Three insights you may have missed from theCUBE’s coverage of Pure Accelerate
Summary
Pure Accelerate 2026 highlighted that achieving successful AI outcomes hinges on an organization's ability to actively mobilize and operationalize data, moving beyond passive storage. Everpure, formerly Pure Storage, reported a strong financial performance with \$1 billion in Q1 revenue, \$2.04 billion in ARR, and 15,000 customers, alongside an NPS score of 84, while shifting its focus to AI infrastructure. Key insights from the event included the necessity of robust governance and data strategy as primary enablers for AI success, with data access and silos being major failure points. Furthermore, partner ecosystems are vital for bridging the gap between AI investments and tangible business value, emphasizing data preparation and curation. Finally, AI demands a comprehensive infrastructure reevaluation, encompassing autonomous data systems, Kubernetes-based virtualization for unified workloads, strategic energy considerations for GPU-intensive tasks, and a shift towards active cyber resilience at the data layer.
Key takeaway
For AI Architects and Directors building or scaling AI initiatives, recognize that data operationalization, not just model choice, is your primary constraint. Prioritize establishing robust data governance and a comprehensive data strategy from the outset, as these are critical to preventing project failures and ensuring data access. Actively engage with partner ecosystems to fill capability gaps and invest in infrastructure that supports unified virtualization, energy efficiency, and active cyber resilience at the data layer.
Key insights
AI success requires active data operationalization, robust governance, and strategic partner ecosystems, moving beyond mere model sophistication.
Principles
- Data primacy is central to AI success.
- Governance is a foundational control layer.
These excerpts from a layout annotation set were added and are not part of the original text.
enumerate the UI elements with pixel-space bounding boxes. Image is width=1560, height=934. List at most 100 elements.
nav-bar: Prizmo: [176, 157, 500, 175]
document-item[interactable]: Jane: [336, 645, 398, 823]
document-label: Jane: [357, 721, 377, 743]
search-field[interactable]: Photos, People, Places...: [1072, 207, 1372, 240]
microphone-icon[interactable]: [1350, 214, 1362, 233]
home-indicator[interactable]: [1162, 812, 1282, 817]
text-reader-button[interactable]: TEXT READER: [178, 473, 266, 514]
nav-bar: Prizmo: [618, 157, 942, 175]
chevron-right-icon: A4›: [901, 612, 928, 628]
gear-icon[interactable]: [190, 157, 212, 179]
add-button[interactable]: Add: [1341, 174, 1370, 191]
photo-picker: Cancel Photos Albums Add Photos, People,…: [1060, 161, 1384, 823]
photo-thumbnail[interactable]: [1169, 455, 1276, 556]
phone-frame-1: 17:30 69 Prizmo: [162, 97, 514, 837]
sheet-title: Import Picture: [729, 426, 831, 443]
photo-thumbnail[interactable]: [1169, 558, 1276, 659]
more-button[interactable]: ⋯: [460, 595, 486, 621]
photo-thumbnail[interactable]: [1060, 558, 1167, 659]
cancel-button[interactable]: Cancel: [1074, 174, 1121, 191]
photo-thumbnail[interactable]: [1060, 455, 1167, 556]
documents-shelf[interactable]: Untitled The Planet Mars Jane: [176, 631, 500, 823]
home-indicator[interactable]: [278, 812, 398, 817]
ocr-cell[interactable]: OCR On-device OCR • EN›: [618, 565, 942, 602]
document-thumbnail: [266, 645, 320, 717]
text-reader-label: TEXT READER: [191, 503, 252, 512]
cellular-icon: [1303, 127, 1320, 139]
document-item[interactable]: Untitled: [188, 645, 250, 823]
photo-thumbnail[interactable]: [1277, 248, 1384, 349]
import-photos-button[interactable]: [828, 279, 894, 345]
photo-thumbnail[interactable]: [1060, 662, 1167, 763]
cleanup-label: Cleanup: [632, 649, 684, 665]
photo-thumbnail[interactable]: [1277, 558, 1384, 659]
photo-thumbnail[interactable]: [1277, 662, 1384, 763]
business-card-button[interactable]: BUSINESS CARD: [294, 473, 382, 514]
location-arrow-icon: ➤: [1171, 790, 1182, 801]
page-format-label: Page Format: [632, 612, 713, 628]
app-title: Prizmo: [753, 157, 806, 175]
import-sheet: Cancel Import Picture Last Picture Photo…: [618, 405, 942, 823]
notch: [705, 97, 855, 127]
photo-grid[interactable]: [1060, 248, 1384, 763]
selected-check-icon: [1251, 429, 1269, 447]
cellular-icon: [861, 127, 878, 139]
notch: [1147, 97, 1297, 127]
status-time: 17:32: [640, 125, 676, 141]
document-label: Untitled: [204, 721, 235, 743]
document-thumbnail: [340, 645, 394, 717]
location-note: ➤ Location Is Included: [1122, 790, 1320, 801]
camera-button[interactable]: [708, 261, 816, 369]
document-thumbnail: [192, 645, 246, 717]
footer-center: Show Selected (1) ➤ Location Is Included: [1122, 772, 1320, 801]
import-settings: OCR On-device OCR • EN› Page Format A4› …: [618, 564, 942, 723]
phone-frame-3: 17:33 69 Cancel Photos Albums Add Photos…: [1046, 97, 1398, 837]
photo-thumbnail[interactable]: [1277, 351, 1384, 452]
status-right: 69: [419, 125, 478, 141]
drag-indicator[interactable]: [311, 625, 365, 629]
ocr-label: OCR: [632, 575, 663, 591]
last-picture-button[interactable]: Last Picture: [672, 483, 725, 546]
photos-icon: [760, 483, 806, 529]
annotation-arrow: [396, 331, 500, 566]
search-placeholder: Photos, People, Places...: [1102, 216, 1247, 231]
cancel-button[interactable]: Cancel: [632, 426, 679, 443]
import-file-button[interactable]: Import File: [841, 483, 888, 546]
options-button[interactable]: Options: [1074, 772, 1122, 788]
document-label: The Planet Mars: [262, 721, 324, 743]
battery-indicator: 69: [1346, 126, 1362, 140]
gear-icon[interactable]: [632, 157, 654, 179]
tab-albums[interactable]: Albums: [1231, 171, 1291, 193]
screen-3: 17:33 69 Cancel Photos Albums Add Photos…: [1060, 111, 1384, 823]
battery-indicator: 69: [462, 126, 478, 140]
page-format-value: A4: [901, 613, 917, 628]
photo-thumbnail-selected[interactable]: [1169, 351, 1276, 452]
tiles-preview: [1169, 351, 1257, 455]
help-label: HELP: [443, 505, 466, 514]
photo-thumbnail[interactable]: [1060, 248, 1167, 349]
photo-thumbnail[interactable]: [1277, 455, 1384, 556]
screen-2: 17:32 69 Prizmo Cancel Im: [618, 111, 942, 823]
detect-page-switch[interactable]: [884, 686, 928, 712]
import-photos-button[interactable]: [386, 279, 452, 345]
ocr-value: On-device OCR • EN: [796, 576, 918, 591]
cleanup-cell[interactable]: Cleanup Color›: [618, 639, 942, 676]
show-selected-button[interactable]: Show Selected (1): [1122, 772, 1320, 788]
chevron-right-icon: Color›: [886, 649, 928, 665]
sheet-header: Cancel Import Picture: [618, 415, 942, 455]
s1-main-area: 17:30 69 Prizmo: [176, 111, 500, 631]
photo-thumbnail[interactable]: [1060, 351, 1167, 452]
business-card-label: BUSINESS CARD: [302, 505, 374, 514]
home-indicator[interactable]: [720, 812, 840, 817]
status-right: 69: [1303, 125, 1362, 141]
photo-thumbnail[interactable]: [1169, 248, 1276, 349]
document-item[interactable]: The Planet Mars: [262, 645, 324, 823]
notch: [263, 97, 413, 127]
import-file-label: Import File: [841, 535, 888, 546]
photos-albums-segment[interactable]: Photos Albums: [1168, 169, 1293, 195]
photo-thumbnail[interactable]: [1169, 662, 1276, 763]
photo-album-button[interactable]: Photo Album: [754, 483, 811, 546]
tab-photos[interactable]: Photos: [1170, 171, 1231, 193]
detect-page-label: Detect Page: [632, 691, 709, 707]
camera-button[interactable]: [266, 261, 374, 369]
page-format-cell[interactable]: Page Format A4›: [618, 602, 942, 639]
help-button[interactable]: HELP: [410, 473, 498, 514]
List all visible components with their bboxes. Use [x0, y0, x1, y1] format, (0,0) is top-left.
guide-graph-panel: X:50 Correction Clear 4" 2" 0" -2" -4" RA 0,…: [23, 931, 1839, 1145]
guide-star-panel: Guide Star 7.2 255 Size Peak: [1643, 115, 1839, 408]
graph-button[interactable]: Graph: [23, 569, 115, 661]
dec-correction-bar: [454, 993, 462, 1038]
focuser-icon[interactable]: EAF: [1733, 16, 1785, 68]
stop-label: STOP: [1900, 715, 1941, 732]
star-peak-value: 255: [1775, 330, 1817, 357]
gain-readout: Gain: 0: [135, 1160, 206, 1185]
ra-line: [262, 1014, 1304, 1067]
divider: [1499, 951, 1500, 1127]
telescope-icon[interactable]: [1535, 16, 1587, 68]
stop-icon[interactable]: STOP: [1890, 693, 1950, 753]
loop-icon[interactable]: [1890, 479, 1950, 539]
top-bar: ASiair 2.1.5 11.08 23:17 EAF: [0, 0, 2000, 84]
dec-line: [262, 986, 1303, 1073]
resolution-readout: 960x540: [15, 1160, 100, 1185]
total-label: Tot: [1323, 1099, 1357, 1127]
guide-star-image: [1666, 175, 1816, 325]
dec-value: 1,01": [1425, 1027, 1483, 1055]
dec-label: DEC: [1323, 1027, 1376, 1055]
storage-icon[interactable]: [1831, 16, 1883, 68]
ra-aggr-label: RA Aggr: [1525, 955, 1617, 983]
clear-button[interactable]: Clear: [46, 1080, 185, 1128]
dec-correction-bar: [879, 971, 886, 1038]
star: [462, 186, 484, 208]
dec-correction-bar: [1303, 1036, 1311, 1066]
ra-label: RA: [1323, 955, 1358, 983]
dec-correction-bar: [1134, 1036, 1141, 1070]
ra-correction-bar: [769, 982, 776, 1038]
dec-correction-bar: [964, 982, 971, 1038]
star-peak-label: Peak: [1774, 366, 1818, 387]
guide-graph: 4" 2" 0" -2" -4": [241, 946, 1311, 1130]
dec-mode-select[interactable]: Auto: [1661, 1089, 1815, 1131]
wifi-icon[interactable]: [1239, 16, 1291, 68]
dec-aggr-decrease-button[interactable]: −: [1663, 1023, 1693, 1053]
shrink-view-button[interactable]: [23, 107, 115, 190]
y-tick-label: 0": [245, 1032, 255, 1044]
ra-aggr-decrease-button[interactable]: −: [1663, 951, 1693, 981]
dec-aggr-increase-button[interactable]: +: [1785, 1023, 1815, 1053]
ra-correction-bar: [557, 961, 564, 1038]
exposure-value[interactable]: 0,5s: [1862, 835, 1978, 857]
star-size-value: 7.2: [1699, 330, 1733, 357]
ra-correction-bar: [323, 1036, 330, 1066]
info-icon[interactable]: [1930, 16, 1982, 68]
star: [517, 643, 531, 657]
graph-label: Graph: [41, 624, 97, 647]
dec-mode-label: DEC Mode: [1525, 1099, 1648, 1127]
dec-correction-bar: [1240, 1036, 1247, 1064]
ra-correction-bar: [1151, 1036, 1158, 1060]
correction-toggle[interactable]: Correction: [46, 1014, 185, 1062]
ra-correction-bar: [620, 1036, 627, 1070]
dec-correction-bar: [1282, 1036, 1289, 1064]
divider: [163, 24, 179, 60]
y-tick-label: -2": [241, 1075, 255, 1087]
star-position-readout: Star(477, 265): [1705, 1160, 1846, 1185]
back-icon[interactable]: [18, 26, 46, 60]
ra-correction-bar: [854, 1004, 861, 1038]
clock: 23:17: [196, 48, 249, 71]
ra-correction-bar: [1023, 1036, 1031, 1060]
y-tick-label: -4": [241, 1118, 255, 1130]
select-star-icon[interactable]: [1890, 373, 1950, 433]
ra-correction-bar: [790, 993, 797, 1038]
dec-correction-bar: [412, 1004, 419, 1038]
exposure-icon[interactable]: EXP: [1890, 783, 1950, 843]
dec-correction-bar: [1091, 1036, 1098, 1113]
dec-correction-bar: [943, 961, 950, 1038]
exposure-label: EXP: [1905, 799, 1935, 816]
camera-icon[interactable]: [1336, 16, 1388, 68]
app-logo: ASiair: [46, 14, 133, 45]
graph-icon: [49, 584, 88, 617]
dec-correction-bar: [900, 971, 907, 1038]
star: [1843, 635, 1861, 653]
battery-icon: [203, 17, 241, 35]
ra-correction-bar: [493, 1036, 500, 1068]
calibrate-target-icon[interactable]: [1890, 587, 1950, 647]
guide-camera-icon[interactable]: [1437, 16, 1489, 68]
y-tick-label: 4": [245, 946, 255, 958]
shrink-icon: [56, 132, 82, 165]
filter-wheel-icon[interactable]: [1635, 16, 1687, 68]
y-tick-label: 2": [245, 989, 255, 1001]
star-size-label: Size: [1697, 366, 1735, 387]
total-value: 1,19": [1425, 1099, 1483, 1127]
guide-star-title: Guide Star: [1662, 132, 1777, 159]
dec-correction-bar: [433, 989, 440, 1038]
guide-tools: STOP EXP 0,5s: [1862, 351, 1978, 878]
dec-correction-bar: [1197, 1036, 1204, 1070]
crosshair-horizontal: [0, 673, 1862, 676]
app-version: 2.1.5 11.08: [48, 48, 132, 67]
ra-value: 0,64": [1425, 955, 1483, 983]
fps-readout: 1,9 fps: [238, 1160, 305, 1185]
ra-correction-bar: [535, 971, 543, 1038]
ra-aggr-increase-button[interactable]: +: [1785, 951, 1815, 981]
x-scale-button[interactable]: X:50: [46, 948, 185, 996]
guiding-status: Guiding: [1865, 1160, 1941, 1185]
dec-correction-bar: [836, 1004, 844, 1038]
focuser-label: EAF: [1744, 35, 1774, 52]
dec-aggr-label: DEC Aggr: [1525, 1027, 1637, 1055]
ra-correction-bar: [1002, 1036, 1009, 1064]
- Partner ecosystems bridge AI investment gaps.
Method
Everpure's Enterprise Data Cloud Success Blueprint guides organizations to assess data maturity and refactor environments with a data-centric strategy, leveraging autonomous infrastructure to unify data context.
In practice
- Prioritize data preparation and curation.
- Adopt Kubernetes for unified VM/container workloads.
- Implement active data layer cyber resilience.
Topics
- AI Infrastructure
- Data Governance
- Data Primacy
- Partner Ecosystems
- Cyber Resilience
- Kubernetes Virtualization
Best for: Investor, CTO, VP of Engineering/Data, Director of AI/ML, AI Architect, Consultant
Related on AIssential
Editorial summary, takeaway, and curation by AIssential. Original article published by AI – SiliconANGLE.